Juha-Matti Santala

# map and filter with list comprehensions

Batteries included is a blog series about the Python Standard Library. Each day, I share insights, ideas and examples for different parts of the library. Blaugust is an annual blogging festival in August where the goal is to write a blog post every day of the month.

In functional programming, there are two key operations that are used with iterables: map and filter.

Map runs a function on each item of an iterable and filter runs a predicate on each item and only returns the ones that results in truthy value. In Python, there are built-in functions `map` and `filter` but they are not used that much because Python has something even better: list comprehensions.

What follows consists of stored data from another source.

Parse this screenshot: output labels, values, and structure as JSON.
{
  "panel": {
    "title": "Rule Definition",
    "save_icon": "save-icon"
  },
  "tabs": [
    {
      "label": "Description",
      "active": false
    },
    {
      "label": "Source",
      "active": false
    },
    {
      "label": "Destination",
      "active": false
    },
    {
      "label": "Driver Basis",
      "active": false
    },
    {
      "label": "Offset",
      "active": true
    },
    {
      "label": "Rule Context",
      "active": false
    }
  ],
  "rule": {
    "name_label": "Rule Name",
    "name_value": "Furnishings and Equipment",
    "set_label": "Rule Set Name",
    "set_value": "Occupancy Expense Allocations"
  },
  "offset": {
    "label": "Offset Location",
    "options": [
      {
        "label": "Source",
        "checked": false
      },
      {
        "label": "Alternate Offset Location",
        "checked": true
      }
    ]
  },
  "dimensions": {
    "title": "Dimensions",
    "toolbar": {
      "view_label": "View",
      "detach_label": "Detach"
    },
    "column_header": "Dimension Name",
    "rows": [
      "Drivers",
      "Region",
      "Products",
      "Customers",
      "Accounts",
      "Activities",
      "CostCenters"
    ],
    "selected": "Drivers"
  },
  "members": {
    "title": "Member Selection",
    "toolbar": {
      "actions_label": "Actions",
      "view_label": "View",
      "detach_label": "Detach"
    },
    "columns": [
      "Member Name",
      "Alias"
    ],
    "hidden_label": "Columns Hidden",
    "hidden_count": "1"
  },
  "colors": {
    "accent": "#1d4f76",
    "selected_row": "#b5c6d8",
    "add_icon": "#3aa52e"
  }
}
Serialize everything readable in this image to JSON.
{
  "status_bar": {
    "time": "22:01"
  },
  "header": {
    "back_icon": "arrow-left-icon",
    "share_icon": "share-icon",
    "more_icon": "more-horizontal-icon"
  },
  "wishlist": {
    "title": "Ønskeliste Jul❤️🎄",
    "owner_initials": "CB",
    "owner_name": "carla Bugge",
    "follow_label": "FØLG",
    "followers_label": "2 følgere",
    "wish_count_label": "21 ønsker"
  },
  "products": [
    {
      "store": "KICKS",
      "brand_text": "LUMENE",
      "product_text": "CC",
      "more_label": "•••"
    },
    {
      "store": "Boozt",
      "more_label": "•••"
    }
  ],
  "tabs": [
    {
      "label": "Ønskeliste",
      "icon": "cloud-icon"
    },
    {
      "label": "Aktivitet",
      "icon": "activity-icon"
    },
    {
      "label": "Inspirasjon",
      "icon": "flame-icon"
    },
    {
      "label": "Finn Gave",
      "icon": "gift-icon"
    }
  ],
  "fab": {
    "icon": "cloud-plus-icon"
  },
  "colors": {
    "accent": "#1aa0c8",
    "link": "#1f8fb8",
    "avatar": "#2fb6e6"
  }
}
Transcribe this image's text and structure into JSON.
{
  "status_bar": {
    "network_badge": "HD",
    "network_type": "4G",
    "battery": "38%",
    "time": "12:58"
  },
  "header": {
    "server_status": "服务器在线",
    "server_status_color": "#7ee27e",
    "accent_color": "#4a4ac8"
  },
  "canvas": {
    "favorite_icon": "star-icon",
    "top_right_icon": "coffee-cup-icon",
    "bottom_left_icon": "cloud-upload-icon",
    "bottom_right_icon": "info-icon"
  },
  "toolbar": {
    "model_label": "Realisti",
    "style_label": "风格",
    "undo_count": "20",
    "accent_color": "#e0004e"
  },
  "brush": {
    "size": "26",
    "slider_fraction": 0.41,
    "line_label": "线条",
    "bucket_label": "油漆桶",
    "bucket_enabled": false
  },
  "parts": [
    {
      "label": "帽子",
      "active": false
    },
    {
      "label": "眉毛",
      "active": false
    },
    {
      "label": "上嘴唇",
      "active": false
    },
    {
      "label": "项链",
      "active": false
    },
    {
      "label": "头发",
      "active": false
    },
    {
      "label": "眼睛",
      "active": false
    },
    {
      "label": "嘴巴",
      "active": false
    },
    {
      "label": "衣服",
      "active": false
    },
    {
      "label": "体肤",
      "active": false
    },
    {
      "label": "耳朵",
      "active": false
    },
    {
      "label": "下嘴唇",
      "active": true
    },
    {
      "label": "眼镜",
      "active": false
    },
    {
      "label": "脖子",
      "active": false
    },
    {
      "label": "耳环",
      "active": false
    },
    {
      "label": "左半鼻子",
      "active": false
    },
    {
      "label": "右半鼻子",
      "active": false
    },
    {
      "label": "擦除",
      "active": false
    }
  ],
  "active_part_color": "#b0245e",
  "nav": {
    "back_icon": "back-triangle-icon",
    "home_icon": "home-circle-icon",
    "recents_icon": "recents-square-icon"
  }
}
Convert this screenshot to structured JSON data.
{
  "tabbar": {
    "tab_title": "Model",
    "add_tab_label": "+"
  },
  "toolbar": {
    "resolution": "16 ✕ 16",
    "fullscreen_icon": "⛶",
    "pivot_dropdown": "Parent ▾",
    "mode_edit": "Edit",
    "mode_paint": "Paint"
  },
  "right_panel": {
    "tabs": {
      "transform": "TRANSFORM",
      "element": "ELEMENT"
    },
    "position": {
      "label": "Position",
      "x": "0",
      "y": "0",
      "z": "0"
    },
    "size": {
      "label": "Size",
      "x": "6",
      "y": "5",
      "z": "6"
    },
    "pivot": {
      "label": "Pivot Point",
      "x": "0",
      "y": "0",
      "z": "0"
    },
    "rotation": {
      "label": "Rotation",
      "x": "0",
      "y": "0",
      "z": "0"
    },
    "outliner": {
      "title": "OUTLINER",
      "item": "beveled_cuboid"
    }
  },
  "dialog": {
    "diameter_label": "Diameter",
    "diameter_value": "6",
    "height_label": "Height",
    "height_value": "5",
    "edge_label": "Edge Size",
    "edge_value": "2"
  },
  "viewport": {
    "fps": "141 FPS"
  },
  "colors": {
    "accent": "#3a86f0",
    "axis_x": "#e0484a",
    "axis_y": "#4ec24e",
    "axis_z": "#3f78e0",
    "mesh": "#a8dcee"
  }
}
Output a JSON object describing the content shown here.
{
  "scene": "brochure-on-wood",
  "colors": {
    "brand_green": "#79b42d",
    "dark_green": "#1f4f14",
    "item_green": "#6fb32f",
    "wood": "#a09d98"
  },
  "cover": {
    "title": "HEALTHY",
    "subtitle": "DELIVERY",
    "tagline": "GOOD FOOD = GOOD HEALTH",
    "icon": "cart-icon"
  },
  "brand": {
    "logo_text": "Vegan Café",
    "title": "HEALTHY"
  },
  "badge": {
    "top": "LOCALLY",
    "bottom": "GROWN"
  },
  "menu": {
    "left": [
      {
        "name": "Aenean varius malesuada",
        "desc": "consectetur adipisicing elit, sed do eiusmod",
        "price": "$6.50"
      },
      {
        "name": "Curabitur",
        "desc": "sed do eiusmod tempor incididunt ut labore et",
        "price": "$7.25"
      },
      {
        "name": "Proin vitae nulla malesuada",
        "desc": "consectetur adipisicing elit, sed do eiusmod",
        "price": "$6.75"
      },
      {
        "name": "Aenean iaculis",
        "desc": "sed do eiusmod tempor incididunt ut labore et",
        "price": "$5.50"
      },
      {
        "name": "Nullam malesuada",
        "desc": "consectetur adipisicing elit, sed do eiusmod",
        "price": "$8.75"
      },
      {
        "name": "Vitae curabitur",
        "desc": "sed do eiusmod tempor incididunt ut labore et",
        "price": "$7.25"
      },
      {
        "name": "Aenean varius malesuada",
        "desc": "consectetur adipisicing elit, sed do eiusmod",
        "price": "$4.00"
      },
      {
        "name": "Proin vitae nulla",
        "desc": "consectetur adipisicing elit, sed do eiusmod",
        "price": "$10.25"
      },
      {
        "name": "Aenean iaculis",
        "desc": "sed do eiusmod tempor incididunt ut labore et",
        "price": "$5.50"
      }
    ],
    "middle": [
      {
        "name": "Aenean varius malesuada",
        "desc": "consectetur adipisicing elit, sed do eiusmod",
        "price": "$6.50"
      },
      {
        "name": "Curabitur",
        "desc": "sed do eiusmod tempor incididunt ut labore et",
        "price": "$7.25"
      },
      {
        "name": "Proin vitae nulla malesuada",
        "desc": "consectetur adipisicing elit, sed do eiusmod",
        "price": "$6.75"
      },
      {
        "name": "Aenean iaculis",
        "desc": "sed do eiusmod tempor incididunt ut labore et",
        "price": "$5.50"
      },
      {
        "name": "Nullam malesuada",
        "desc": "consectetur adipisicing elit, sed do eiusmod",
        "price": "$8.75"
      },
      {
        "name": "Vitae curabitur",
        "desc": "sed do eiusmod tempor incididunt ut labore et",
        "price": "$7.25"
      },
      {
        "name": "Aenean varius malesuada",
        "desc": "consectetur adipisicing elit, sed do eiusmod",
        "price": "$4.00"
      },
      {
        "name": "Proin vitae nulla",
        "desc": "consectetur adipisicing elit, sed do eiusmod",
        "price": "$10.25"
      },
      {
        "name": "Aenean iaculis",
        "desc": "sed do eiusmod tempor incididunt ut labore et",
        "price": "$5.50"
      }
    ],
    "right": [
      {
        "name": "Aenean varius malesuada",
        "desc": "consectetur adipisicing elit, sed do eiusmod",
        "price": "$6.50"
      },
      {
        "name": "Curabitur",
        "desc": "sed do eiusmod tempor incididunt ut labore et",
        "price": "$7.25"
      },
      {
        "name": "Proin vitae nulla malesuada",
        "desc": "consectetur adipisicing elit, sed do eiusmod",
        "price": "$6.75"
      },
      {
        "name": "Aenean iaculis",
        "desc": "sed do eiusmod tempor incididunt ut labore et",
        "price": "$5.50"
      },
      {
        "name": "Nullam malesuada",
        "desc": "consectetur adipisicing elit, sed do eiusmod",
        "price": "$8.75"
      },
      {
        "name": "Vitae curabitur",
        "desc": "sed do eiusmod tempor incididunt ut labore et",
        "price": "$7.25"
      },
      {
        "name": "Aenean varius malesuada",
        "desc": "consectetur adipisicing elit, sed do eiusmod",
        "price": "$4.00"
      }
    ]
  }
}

## What’s a list comprehension?

A list comprehension is a construct that allows creation of lists with a handy syntax:

``````# Basic syntax
ns = [n for n in iterable]

# same as
ns = []
for n in iterable:
ns.append(n)``````

The basic example doesn’t do much because it doesn’t manipulate the input in any way.

``````pairs = [(1, 'a'), (2, 'b'), (3, 'c')]
numbers = [num for num, _ in pairs]
# = [1, 2, 3]``````

In this second example, we extract only the first item of each pair into a new list.

## Map and filter

Let’s see how we can use `map`:

``````numbers = [1,2,3,4,5,6]

def square(n):
return n*n

squares = list(map(square, numbers))
# squares = [1, 4, 9, 16, 25, 36]

squares = [num * num for num in numbers]
# squares = [1, 4, 9, 16, 25, 36]``````

and filter:

``````numbers = [1,2,3,4,5,6]

def is_odd(n):
return n % 2 != 0

odds = list(filter(is_odd, numbers))
# odds = [1, 3, 5]

odds = [num for num in numbers if num % 2 != 0]
# odds = [1, 3, 5]``````

For those who come from a different language, this can feel a bit weird and unnecessary but it’s a rather beloved syntax for pythonistas to deal with lists.

What I like about it especially is how smoothly it reads as English.